Fonio’s main advocate, in America anyway, is Thiam, whose company Yolélé Foods is to fonio what Quaker is to oats. It’s poised to break big: Early next year, Oberholtzer will begin to feature fonio at Tender Greens. The trendy chain has a reputation for specializing in sort of neo–comfort food. They’ve grown to 29 locations, with plans to open hundreds more nationwide. Oberholtzer says that size is an important tool for introducing Americans to new foods. “People who have influence or audience need to get people out of their comfort zones,” he explains. “Go to a market or spice store, buy something that seems a little unusual, and take it back to their kitchens and experiment. It’s the only way we’ll get people to order something beyond the chicken or salmon.”

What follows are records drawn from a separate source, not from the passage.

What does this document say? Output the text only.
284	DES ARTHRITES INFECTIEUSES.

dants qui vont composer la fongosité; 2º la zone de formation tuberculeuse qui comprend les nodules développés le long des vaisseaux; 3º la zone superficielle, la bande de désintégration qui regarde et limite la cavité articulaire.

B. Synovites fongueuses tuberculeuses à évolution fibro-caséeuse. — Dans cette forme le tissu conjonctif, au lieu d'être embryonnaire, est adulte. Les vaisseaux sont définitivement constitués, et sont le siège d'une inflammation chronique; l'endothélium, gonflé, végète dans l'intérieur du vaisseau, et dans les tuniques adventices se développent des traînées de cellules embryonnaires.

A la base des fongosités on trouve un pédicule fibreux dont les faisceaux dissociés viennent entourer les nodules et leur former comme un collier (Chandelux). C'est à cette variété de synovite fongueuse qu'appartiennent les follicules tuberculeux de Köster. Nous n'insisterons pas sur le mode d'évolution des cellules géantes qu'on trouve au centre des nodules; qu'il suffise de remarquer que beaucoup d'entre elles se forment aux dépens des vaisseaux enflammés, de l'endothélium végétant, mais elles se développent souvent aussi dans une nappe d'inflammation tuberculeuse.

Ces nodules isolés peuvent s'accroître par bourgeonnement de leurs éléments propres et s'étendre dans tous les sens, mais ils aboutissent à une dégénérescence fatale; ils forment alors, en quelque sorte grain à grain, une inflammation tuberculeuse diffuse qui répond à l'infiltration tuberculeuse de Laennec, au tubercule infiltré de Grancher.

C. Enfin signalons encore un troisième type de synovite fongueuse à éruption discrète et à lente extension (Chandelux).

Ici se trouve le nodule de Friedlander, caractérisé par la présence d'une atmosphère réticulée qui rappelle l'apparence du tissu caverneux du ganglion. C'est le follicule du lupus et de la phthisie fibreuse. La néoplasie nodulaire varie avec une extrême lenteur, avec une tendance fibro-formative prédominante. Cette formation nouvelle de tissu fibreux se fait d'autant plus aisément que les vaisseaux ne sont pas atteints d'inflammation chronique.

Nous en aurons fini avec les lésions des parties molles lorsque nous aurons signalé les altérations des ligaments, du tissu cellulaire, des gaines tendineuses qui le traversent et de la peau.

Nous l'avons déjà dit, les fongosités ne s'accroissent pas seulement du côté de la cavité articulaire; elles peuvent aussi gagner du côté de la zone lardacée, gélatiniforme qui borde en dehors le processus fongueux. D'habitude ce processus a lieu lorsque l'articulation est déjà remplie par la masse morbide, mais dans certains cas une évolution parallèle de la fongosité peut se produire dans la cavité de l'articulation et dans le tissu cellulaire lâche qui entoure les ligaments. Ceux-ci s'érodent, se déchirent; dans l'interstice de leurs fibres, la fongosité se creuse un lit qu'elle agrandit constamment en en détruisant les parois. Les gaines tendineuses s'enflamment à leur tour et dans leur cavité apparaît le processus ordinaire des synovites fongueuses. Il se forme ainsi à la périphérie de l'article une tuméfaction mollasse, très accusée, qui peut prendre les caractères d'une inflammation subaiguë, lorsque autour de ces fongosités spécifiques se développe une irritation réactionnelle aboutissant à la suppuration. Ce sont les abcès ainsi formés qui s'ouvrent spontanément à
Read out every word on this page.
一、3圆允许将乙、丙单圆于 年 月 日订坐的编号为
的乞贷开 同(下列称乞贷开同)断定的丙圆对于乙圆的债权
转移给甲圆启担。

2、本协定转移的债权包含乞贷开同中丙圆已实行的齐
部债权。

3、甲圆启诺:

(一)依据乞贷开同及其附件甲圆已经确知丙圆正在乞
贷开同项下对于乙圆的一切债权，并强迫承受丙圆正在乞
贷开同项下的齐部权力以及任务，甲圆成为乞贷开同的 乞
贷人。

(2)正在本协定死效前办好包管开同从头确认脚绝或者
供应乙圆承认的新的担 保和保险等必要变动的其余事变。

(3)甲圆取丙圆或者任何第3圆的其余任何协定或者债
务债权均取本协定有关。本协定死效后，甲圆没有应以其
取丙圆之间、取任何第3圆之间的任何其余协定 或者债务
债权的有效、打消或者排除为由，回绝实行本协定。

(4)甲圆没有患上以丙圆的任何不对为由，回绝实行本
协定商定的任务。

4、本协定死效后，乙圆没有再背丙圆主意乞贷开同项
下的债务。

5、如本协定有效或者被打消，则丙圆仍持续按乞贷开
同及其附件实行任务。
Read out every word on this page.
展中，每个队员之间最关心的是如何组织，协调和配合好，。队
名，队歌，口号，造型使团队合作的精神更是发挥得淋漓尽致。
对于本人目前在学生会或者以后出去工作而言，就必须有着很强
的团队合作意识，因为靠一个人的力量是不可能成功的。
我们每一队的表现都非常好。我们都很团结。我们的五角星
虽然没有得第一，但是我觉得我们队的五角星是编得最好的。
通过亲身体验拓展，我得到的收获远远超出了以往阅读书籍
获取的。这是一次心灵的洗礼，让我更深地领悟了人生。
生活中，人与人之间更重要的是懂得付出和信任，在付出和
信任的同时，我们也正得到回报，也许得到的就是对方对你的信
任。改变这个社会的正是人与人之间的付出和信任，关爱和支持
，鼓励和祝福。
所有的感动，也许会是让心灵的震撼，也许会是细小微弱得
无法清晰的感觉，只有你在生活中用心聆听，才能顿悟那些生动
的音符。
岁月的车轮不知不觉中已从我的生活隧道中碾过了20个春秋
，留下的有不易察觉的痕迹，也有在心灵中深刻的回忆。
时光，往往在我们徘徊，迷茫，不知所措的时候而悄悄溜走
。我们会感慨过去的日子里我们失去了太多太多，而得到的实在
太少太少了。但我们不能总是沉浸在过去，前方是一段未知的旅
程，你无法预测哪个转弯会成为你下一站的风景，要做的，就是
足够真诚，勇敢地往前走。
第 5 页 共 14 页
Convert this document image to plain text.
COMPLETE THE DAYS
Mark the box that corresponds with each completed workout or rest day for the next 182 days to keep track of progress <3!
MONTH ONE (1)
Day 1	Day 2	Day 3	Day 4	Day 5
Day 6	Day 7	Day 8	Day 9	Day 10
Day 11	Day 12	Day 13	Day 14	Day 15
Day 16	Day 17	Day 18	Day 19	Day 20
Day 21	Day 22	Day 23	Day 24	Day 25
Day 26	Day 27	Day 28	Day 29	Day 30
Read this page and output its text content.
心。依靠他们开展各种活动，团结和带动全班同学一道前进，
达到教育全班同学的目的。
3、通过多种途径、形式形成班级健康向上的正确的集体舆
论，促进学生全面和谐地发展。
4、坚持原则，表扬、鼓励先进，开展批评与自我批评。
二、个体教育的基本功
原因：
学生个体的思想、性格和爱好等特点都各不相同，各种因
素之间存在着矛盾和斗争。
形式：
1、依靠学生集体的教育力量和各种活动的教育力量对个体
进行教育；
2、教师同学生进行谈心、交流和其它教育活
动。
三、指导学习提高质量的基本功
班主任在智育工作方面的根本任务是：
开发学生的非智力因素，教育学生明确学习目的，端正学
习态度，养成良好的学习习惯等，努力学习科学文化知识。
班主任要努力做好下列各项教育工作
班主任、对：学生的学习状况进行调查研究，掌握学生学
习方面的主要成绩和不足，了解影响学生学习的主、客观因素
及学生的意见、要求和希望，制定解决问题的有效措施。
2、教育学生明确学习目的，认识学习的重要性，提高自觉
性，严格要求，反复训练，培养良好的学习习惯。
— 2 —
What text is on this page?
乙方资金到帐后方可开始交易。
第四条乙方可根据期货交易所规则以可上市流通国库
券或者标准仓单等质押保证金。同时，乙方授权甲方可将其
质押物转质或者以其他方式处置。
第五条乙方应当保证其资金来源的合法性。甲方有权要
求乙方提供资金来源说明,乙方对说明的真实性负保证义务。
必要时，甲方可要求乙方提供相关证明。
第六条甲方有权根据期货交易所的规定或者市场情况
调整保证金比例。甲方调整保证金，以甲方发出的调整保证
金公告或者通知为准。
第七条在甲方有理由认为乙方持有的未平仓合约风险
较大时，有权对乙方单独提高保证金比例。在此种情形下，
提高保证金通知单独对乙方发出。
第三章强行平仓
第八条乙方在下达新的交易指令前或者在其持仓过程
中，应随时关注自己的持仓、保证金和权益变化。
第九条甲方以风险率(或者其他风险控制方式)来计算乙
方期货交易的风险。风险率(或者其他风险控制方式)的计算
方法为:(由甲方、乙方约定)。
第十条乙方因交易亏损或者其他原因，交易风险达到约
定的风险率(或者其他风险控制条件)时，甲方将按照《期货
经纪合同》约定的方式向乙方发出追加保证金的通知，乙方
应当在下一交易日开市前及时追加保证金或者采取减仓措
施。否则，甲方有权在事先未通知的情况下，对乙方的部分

The objective, however, is not to simply create new food trends for the sake of profit — the last thing the world needs are kale barons — but to instead lend a sense of cachet and maybe a bit of prestige to ingredients that have been overlooked for too long. Yes, even if it sounds like a stretch, convincing more people to eat more diverse diets could stave off some catastrophic food-destroying event, but even before that, it can also just make dinner a little more exciting.